Welcome to the StockGeist REST API documentation page. If you really liked our StockGeist dashboard and feel like going to the next level by integrating our data into your own project, then you are in the right place.

Here you will find all the information about the features and possibilities of our API as well as code samples illustrating usage of all the available endpoints. By querying these endpoints, you will get exactly the same data that is used to power the StockGeist dashboard itself.

For those eager to learn everything about our API from A to Z, - just keep scrolling this page down. Otherwise, you can use the navigation panel on the left and jump straight to the endpoint that you need.

Query structure

The base URL for all API calls is https://api.stockgeist.ai/ and the general query structure is <base_url>/<endpoint_group>/<endpoint_name> All endpoints can be divided into two groups:

Additional parameters to the query can be passed as <endpoint_name>?param1=value1,value2&param2=value3,value4. Here param1 and param2 are query parameters whose values value1, ... specify what exactly is returned by the endpoint. Thus, the endpoint route is separated from the query parameters by the question mark symbol ?, multiple parameters are joined by symbol &, their values assigned with equality sign = and multiple values are specified using a comma ,.

Response structure

General structure of the response:

    {
      "metadata":
        {
          "status": 200,
          "message": "OK",
          "credits": 500000,
          "server_timestamp": "2021-02-11 09:58:39.637552+00:00"
        },
      "body": 
        ...
    }

The returned result for all endpoints is always a JSON object.
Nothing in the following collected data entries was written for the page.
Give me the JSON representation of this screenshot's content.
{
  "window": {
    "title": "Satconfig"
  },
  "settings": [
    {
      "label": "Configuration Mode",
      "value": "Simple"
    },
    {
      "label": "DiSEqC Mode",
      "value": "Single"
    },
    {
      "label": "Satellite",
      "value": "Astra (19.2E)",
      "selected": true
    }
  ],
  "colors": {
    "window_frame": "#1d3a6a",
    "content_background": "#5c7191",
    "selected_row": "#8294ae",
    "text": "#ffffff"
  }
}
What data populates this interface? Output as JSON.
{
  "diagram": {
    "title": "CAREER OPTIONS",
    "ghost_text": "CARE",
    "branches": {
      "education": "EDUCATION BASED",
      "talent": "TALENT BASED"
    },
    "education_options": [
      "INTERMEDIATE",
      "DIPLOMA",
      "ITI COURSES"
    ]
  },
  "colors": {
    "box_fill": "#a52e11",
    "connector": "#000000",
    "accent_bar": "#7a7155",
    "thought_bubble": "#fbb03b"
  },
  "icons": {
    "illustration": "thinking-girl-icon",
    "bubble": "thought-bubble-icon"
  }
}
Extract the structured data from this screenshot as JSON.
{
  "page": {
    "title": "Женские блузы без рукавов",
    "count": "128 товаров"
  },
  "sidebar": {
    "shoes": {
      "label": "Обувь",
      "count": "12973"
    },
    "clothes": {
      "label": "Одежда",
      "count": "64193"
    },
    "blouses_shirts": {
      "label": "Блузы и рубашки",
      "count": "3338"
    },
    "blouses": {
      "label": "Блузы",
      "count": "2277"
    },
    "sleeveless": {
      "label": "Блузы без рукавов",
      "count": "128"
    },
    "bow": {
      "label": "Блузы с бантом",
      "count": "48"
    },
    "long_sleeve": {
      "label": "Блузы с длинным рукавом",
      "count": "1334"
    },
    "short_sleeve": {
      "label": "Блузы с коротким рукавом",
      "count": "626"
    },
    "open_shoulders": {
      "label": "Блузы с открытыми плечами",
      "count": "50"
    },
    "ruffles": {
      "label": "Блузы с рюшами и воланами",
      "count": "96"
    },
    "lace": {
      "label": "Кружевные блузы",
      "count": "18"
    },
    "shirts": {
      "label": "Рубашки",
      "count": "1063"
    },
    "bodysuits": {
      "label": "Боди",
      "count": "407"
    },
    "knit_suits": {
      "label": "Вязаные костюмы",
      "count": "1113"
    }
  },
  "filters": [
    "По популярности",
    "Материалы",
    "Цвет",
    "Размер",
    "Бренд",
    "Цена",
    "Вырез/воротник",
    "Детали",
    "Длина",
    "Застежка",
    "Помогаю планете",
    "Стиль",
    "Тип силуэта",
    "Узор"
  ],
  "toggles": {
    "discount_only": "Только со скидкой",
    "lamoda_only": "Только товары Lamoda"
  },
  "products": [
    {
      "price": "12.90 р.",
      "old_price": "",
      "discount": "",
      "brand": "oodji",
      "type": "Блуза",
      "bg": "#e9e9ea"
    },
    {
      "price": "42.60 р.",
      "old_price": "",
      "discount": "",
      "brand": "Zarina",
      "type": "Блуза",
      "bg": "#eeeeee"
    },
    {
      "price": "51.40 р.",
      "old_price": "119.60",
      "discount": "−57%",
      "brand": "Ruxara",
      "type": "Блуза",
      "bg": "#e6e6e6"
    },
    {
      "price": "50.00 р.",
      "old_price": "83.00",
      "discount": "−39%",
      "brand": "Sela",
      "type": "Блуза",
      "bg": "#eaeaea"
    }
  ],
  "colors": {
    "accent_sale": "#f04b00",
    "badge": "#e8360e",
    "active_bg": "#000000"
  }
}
The metadata key refers to the response JSON section common for all endpoints and the body key data depends on the endpoint. Inside the metadata section, status key denotes the HTTP status code (see all Status codes) of the response, message gives the specifics behind the status code, credits denotes the number of credits available for making API queries and server_timestamp holds the timestamp of the moment when the server finished processing the query. If status is not equal to 200, the value under the body key is an empty list.

Authentication and querying

Use this code for authentication and querying:

import requests

token = "qwerty1234"

# create a session and pass correct headers containing the token to it
session = requests.Session()
session.headers = {
        "Content-Type": "application/json",
        "Authorization" : f"Bearer {token}"
}

res = session.get("<base_url>/<endpoint_group>/<endpoint_name>")

# or create a default session and pass the token with the query
session = requests.Session()

res = session.get("<base_url>/<endpoint_group>/<endpoint_name>?token=qwerty1324")
# with shell, you can just pass the correct header with each request
curl -X "<base_url>/<endpoint_group>/<endpoint_name>" \ 
-H 'Content-Type: application/json' -H "Authorization: qwerty1234"

# or pass the token with the query
curl -X "<base_url>/<endpoint_group>/<endpoint_name>?token=qwerty1234"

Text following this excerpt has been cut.